Yarv and dbi

jm11 · 2 February 2005 03:12

Anyone out there tried dbi with yarv

dbi 0.0.23 seems to work ok ruby 1.9, however when the test.rb script is modified as follows, by adding the required line,

···

###########################################################
$prog =<<'__EOP__'
require 'dbi'

__END__
1
__EOP__
###########################################################

this gives,

$../bin/ruby test-dbi.rb
YARVCore 0.1.0 rev: 120 (2005-01-09)
[direct threaded code] [optimize basic operation] [optimize regexp match] [stack caching] [inline method cache]
== disasm: <ISeq:main@test-dbi.rb>======================================
local scope table (size: 1, argc: 0)

0000 putself_SC_xx_ax ( 11)
0001 putstring_SC_ax_ab"dbi"
0003 send_opopt__WC___WC__Qfalse_0__WC__SC_ab_ax:require, 1, <ic>
0007 end_SC_ax_ax 2
-----------------------------------------------------------------------------
in `initialize': /home/jeffm/yarv//lib/ruby/site_ruby/1.9/dbi/dbi.rb:1180: BUG: unknown node: NODE_BLOCK_PASS (SyntaxError)
         from in `initialize'
         from in `require'
         from /home/jeffm/yarv//lib/ruby/site_ruby/1.9/dbi.rb:1
         from in `require'
         from test-dbi.rb:11

any ideas?

Jeff.

Charles_Mills1 · 2 February 2005 05:55

jm wrote:

Anyone out there tried dbi with yarv

dbi 0.0.23 seems to work ok ruby 1.9, however when the test.rb script

is modified as follows, by adding the required line,

###########################################################
$prog =<<'__EOP__'
require 'dbi'

(...)
I don't think YARV supports Kernel.require yet.

-Charlie

SASADA_Koichi · 2 February 2005 07:02

jm <jeffm@ghostgun.com> wrote :
[ yarv and dbi ]
at Wed, 2 Feb 2005 12:12:08 +0900

Hi,

Anyone out there tried dbi with yarv

dbi 0.0.23 seems to work ok ruby 1.9, however when the test.rb script
is modified as follows, by adding the required line,

...

any ideas?

YARV supports "require", but no complete ruby specs.

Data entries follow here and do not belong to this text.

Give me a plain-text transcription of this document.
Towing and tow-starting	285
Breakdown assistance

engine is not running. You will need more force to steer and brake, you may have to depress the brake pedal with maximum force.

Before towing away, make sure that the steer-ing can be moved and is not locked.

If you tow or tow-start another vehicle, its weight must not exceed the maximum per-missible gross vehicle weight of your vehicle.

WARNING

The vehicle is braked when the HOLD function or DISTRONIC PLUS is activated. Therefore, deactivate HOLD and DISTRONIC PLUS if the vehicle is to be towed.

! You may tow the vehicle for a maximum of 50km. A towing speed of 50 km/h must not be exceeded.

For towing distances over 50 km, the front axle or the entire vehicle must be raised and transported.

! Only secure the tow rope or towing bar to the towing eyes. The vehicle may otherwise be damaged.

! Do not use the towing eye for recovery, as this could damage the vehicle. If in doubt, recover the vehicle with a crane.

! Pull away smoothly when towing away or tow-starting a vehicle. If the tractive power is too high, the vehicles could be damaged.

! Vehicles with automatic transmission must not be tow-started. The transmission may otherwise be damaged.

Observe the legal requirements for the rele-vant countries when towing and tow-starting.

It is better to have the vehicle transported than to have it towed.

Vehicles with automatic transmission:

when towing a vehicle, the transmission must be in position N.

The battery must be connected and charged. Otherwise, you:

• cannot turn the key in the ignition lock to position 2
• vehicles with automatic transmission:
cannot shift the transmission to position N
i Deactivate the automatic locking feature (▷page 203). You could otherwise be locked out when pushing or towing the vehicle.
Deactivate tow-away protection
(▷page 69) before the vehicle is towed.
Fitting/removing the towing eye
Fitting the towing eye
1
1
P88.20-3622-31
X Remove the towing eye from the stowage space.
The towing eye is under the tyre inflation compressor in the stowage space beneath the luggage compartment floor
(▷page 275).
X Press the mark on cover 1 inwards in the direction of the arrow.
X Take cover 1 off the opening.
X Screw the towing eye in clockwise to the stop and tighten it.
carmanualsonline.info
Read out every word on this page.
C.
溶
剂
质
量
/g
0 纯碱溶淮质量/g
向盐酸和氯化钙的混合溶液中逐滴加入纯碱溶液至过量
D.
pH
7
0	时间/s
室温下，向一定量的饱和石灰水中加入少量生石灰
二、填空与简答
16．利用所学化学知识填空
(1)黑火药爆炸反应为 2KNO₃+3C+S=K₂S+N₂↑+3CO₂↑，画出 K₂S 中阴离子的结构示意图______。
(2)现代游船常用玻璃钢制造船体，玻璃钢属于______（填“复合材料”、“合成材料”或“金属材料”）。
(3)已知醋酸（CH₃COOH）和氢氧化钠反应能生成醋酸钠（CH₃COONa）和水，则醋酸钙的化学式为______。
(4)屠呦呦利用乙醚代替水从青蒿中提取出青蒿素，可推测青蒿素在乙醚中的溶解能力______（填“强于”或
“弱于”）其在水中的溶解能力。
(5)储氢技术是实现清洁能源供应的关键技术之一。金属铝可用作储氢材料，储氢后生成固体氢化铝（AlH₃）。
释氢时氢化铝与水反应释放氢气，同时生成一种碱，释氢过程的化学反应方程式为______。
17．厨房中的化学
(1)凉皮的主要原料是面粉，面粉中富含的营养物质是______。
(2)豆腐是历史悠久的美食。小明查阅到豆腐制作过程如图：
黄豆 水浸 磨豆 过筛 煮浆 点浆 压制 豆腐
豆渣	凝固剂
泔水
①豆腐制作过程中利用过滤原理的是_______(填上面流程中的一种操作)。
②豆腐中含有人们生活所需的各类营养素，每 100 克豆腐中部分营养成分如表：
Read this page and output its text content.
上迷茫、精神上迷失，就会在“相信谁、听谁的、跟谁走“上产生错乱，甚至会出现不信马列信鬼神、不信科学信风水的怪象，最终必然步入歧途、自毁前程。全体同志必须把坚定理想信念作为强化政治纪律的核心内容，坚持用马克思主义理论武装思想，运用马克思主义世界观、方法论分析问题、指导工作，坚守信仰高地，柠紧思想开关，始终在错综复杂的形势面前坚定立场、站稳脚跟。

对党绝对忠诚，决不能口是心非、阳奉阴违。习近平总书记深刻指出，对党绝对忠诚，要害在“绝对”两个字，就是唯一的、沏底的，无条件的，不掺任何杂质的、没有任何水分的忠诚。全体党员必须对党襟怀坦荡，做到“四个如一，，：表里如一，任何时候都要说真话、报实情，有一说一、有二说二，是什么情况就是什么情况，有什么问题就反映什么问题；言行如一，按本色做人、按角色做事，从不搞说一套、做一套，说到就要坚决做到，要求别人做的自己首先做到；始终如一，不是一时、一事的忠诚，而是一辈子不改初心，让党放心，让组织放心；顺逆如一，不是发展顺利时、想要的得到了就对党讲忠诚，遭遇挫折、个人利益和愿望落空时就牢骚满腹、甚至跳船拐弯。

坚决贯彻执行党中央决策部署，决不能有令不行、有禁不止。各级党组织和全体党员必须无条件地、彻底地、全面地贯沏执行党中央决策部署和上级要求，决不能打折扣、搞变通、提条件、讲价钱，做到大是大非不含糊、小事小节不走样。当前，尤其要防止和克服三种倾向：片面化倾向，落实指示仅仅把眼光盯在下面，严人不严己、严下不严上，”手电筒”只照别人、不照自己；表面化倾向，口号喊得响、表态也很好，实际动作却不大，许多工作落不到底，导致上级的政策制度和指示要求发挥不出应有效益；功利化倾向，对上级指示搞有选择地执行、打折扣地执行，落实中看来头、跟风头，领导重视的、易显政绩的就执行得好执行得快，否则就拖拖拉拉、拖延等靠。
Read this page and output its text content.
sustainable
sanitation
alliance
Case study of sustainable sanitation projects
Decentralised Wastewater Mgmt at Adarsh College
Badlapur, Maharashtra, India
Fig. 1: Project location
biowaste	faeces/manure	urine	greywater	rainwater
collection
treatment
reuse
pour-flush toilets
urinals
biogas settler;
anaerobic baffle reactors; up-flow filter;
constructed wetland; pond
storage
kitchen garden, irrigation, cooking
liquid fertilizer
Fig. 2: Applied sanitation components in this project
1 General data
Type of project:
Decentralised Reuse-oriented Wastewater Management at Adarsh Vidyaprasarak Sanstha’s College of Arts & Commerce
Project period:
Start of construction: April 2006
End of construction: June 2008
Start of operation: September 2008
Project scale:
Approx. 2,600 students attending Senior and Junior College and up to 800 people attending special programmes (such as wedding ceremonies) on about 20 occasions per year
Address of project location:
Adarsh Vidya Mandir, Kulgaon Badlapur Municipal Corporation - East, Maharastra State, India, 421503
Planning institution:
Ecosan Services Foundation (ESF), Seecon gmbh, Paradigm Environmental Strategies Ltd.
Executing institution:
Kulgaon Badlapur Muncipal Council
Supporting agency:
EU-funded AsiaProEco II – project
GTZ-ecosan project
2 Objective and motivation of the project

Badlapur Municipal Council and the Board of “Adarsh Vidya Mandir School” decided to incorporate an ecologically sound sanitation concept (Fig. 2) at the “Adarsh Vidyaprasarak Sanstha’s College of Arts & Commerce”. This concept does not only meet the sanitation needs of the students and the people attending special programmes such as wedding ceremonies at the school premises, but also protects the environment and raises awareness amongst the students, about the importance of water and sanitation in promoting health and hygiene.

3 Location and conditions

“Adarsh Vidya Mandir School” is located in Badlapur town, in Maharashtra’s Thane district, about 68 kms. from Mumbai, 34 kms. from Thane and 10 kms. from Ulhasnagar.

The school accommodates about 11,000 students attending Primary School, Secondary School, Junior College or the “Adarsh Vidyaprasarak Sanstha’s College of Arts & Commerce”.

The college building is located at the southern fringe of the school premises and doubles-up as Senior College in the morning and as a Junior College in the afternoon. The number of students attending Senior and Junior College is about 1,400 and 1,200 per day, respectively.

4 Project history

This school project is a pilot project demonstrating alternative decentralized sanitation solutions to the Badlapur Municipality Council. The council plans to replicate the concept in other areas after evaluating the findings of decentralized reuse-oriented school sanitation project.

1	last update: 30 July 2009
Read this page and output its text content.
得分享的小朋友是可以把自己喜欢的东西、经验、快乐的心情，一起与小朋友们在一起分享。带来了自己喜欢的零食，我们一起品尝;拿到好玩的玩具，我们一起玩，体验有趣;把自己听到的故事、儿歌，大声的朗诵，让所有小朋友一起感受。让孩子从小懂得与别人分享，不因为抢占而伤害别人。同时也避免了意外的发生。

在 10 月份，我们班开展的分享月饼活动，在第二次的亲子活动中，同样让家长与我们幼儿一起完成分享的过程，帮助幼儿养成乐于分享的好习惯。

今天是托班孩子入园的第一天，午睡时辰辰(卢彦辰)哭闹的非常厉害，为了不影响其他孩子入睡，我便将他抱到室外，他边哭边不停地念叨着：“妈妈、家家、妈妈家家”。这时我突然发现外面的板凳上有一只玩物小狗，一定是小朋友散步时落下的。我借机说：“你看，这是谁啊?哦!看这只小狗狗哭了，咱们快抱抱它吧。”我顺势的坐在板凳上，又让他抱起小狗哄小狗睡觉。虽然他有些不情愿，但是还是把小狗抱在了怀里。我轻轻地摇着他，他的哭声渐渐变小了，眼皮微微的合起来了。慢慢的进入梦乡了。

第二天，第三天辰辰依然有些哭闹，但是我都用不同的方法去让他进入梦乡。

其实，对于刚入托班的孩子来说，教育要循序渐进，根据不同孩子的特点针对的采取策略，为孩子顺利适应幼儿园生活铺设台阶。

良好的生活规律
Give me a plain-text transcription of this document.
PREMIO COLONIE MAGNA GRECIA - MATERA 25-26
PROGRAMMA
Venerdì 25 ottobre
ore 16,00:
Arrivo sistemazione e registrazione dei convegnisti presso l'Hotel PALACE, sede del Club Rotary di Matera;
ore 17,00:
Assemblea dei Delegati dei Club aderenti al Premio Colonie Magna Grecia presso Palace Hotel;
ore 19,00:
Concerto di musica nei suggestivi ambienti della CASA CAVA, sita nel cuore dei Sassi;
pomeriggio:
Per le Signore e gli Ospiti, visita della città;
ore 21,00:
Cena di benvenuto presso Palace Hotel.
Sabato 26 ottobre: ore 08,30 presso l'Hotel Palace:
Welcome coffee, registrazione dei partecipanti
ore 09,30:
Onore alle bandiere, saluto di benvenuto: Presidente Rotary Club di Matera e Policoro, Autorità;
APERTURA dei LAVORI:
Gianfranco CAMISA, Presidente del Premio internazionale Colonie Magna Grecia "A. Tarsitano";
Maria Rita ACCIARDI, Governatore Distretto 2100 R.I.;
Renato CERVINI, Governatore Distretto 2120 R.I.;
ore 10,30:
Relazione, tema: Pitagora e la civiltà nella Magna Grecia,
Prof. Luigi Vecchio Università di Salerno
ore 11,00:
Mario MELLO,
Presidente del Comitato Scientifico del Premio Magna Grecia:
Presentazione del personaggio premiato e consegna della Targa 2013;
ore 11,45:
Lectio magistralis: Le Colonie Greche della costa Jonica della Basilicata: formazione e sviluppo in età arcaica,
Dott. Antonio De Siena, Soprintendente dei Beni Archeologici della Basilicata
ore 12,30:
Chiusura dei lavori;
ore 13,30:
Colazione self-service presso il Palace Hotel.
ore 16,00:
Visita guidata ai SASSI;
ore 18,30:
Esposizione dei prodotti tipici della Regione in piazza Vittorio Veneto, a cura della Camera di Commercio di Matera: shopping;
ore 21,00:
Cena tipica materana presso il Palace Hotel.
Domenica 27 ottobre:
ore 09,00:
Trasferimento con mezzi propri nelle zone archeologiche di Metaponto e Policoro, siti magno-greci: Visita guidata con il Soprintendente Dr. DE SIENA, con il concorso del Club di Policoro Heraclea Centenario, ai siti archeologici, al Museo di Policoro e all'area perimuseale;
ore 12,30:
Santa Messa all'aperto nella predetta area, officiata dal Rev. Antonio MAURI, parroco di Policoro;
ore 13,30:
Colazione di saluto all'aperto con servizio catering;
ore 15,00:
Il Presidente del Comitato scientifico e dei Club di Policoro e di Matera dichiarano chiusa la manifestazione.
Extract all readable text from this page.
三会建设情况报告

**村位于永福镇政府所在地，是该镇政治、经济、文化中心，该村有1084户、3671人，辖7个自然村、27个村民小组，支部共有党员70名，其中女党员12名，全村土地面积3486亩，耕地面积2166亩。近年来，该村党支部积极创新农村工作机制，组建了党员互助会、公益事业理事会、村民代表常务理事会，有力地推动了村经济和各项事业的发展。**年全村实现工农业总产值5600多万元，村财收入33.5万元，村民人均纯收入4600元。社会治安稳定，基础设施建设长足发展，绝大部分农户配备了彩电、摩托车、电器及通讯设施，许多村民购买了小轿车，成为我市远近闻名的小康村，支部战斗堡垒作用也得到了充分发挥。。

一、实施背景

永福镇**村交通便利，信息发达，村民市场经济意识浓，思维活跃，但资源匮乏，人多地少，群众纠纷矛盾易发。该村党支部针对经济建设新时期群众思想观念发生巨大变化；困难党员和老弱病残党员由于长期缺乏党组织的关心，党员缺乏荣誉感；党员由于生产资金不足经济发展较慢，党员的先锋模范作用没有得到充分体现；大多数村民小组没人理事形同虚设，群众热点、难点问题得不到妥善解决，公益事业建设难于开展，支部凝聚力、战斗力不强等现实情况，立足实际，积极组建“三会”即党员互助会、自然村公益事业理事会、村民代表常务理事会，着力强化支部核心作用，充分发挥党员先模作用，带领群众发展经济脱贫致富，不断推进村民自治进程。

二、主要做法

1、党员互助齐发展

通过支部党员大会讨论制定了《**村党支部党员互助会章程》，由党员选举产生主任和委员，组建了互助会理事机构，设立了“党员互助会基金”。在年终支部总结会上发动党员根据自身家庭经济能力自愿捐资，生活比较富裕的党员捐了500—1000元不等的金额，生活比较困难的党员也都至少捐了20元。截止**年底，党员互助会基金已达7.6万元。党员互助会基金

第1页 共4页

(e.g. method(&Proc.new{ ... }) doesn't work on yarv)

I'll implement as soon as possible.

Thank you.

···

--
// SASADA Koichi at atdot dot net
//

jm11 · 2 February 2005 06:53

Thanks. I've now verified that it doesn't work with require 'abbrev' or require 'ipaddr', but each time it gives a slightly different error.

jeff.

···

On 02/02/2005, at 4:55 PM, Charles Mills wrote:

jm wrote:

Anyone out there tried dbi with yarv

dbi 0.0.23 seems to work ok ruby 1.9, however when the test.rb script

is modified as follows, by adding the required line,

###########################################################
$prog =<<'__EOP__'
require 'dbi'

(...)
I don't think YARV supports Kernel.require yet.

-Charlie

Charles_Mills1 · 2 February 2005 21:35

SASADA Koichi wrote:

jm <jeffm@ghostgun.com> wrote :
[ yarv and dbi ]
at Wed, 2 Feb 2005 12:12:08 +0900

Hi,

> Anyone out there tried dbi with yarv
>
> dbi 0.0.23 seems to work ok ruby 1.9, however when the test.rb

script

> is modified as follows, by adding the required line,
..
> any ideas?

YARV supports "require", but no complete ruby specs.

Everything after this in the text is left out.